Eglises d'Asie

Une rencontre entre terroristes et victimes suscite la polémique

Publié le 06/03/2018




Du 26 au 28 février, à Djakarta, le gouvernement indonésien a organisé une rencontre entre terroristes et survivants d’attaques terroristes. L’objectif était d’avancer vers une éventuelle réconciliation, mais des survivants et familles de victimes ont boycotté l’évènement.

Plus de cent personnes condamnées pour terrorisme se sont retrouvées face à des survivants d’attaques terroristes, la semaine dernière à Djakarta. L’évènement, organisé par la National counter-terrorism agency (agence nationale contre le terrorisme), se voulait une nouvelle étape vers la réconciliation.
Cependant, des survivants d’attaques et les proches de personnes tuées ont boycotté l’évènement, qui a eu lieu dans la capitale du 26 au 28 février. Ils affirment ne pas se sentir prêts, psychologiquement, à rencontrer d’anciens terroristes, estimant de plus que ceux-ci bénéficieront davantage qu’eux d’une telle rencontre.
L’évènement controversé, sponsorisé par le gouvernement, a rassemblé 124 anciens terroristes et 51 survivants d’attaques (notamment d’attaques à la bombe à Bali et Djakarta). Durant les trois jours, qui ont eu lieu dans la salle de réception d’un hôtel de la capitale, les participants ont échangé sur leurs expériences. « C’est le premier évènement de ce genre. Nous voulons favoriser un esprit de réconciliation », explique Suhardi Alius, le directeur de l’agence organisatrice.
Suhardi tient à préciser que tous les anciens terroristes ayant participé à l’évènement se sont repentis et ont été déradicalisés par l’agence.

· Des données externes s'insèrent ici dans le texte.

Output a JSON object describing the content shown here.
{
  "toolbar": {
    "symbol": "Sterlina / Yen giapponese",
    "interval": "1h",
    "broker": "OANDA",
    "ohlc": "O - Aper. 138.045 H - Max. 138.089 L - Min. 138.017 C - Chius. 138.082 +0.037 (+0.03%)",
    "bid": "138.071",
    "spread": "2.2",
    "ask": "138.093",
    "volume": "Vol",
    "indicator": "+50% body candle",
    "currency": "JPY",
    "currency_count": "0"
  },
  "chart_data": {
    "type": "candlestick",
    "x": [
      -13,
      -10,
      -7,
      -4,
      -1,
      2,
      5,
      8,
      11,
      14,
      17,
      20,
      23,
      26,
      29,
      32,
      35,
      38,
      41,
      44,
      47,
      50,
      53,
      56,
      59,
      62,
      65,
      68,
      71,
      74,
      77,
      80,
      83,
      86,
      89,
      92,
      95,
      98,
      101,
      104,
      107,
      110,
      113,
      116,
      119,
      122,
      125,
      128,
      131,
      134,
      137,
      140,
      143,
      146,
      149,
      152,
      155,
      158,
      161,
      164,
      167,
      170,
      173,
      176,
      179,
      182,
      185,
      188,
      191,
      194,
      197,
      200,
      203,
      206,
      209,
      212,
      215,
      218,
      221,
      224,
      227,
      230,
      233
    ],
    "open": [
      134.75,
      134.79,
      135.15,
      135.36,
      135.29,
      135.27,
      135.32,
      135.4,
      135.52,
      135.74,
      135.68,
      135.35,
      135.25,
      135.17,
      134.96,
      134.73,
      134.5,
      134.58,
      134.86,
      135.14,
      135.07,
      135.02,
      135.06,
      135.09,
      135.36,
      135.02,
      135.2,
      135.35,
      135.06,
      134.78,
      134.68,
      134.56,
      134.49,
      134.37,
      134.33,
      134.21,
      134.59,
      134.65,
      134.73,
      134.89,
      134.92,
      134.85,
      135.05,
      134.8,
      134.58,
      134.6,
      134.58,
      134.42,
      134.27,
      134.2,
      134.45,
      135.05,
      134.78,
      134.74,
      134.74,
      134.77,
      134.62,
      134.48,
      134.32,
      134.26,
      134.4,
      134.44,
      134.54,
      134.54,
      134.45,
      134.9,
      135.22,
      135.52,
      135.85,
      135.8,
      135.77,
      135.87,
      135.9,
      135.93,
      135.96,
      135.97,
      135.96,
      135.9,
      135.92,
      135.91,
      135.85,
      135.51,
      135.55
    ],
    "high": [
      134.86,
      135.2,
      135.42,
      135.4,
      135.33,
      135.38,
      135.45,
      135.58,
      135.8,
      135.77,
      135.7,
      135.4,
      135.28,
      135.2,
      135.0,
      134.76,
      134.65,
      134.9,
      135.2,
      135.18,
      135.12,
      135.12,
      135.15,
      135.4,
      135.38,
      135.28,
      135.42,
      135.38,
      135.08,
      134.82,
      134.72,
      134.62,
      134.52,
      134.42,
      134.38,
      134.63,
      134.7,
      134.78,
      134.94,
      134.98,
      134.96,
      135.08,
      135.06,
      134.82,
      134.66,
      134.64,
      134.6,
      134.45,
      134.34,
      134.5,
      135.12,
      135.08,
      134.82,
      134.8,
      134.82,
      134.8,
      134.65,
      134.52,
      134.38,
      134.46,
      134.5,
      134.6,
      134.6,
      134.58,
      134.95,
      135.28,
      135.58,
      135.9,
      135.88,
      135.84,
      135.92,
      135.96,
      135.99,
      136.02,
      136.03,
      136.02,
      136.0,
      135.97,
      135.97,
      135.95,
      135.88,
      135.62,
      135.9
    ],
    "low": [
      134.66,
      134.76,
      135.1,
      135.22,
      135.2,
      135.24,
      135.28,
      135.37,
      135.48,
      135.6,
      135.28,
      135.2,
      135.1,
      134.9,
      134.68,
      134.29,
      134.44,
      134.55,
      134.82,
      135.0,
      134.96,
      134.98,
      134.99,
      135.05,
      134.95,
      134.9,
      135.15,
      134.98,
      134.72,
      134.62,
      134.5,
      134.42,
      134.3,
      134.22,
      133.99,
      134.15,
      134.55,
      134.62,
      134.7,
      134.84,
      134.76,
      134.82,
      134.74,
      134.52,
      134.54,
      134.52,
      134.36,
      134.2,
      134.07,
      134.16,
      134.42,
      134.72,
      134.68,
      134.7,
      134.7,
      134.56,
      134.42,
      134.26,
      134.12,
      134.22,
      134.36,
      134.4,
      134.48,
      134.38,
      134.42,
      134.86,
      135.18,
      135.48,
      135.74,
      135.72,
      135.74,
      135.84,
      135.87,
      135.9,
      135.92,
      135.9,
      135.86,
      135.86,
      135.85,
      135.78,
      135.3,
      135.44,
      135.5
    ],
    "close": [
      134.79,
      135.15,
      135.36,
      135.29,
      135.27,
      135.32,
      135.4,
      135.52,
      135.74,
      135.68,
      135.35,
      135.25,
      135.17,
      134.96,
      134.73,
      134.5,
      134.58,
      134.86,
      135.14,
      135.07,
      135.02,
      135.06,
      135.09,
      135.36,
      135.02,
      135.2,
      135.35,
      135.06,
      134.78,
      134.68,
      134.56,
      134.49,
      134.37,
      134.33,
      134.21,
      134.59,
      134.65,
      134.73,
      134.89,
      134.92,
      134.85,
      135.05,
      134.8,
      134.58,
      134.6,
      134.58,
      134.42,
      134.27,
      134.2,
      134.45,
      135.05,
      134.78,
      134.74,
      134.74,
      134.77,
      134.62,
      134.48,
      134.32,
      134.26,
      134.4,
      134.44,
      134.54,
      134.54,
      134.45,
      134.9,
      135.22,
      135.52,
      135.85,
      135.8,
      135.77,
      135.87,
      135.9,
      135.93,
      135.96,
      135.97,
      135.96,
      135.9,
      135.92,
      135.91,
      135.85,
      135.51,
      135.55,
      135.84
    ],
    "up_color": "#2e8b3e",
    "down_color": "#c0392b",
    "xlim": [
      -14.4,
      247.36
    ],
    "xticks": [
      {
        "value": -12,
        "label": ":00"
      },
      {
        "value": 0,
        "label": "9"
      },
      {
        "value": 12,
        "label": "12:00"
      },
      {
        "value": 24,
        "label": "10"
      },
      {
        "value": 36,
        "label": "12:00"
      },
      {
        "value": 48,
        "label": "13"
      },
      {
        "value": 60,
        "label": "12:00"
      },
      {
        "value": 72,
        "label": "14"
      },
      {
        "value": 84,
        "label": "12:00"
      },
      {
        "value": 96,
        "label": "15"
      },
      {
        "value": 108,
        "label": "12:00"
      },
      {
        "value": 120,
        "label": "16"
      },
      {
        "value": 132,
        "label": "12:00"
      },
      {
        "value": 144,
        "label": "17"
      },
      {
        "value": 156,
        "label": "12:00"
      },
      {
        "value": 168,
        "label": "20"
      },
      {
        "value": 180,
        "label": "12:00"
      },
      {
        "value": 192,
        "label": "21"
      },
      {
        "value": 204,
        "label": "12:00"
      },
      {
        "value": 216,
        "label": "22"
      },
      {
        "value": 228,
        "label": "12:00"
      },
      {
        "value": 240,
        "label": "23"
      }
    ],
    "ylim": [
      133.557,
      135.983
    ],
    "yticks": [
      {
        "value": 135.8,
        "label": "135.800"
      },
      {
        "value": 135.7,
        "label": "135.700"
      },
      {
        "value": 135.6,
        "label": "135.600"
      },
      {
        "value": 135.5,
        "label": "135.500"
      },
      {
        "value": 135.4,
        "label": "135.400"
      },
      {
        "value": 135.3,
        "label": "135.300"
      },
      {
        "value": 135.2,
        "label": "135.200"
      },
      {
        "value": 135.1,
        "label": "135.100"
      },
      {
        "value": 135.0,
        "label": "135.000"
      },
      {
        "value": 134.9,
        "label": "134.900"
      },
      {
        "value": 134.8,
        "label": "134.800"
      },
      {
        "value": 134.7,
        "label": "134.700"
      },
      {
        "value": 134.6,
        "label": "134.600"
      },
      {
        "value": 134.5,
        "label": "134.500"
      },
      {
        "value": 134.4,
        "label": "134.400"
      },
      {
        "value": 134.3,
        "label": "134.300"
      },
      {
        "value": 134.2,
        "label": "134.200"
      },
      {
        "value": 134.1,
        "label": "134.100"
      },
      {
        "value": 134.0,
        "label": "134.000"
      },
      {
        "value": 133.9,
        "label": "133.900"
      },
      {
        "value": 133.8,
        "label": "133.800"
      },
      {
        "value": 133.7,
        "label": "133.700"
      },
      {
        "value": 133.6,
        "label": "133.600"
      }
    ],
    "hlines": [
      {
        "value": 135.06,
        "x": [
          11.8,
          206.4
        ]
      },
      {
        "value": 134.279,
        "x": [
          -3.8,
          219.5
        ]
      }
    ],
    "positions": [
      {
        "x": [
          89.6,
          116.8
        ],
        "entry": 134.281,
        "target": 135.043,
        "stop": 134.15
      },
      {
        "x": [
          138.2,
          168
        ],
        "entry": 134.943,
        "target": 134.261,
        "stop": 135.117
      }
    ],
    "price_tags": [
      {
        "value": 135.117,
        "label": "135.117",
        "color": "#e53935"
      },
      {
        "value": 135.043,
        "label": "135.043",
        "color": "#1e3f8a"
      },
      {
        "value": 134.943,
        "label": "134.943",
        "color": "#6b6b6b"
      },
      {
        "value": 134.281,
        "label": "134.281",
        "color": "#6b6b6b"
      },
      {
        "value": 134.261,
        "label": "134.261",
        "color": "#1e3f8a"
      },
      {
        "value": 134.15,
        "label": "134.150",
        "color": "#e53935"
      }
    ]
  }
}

Ils ont participé à diverses attaques à la bombe, dont celle de l’ambassade australienne en 2004, celle des hôtels Marriot et Ritz en 2009, ainsi qu’une attaque en 2002 à Bali qui fit plus de 200 morts.
Mokhtar Daeng Lau a bombardé en 2002 un McDonald de Makassar, dans le Sulawesi du Sud, tuant trois personnes. Il confie que la rencontre de la semaine dernière lui a été utile parce que cela lui a permis de mieux comprendre les conséquences de ce qu’il a fait. Mokhtar a été condamné à sept ans de prison et libéré en 2010. « Je me suis repenti et je veux aider le gouvernement à empêcher d’autres personnes de se radicaliser ainsi », explique-t-il.

« Je me suis repenti… »

Sumarno, 40 ans, a participé à l’attaque de Bali, explique que cette rencontre l’a aidé à respecter les différences. « Je regrette profondément ce que j’ai fait. Je ne pensais pas qu’autant de victimes étaient des frères et sœurs », avoue Sumarno, qui enseigne l’islam à Lamongan, dans le Java oriental. Chusnul Kotimah, un survivant de l’attaque de Bali, confie qu’elle a beaucoup souffert, mais qu’elle a pardonné aux responsables de l’attaque. Elle voulait aussi profiter de cette opportunité pour appeler le gouvernement à faire davantage pour les victimes et leurs familles.
Denny Wahyu, un policier blessé lors d’une attaque contre une grande surface à Djakarta en janvier 2016, explique que la rencontre l’a aidé à guérir de blessures psychologiques : « Je ne garde aucune rancune contre eux. J’espère seulement qu’ils apprendront la tolérance à leurs amis, pour qu’ils ne suivent pas leurs traces. »
Suhardi Alius, le directeur de l’agence organisatrice, explique que l’Indonésie a choisi une approche pacifique pour contrer le terrorisme et aider des survivants à s’en sortir. L’agence antiterroriste a construit des internats islamiques pour des enfants de terroristes à Medan, dans le Sumatra du Nord, et à Lamongan dans le Java oriental, pour éviter qu’ils suivent la même voie que leurs parents.
Suhardi a appelé le gouvernement à se préoccuper d’avantage des anciens terroristes et de leurs familles, « pour qu’ils ne soient pas marginalisés et qu’ils ne retombent pas dans leurs erreurs ». Le ministre indonésien des affaires sociales, Idrus Marhan, a déclaré que son ministère vient en aide aux victimes et aux anciens terroristes en les faisant travailler pour des petits commerces : « Ils ont tous souffert, non seulement psychologiquement mais aussi financièrement. Ils bénéficient tous de l’aide du ministère. »
La police indonésienne a arrêté 172 personnes suspectées de terrorisme en 2017, contre 163 en 2016.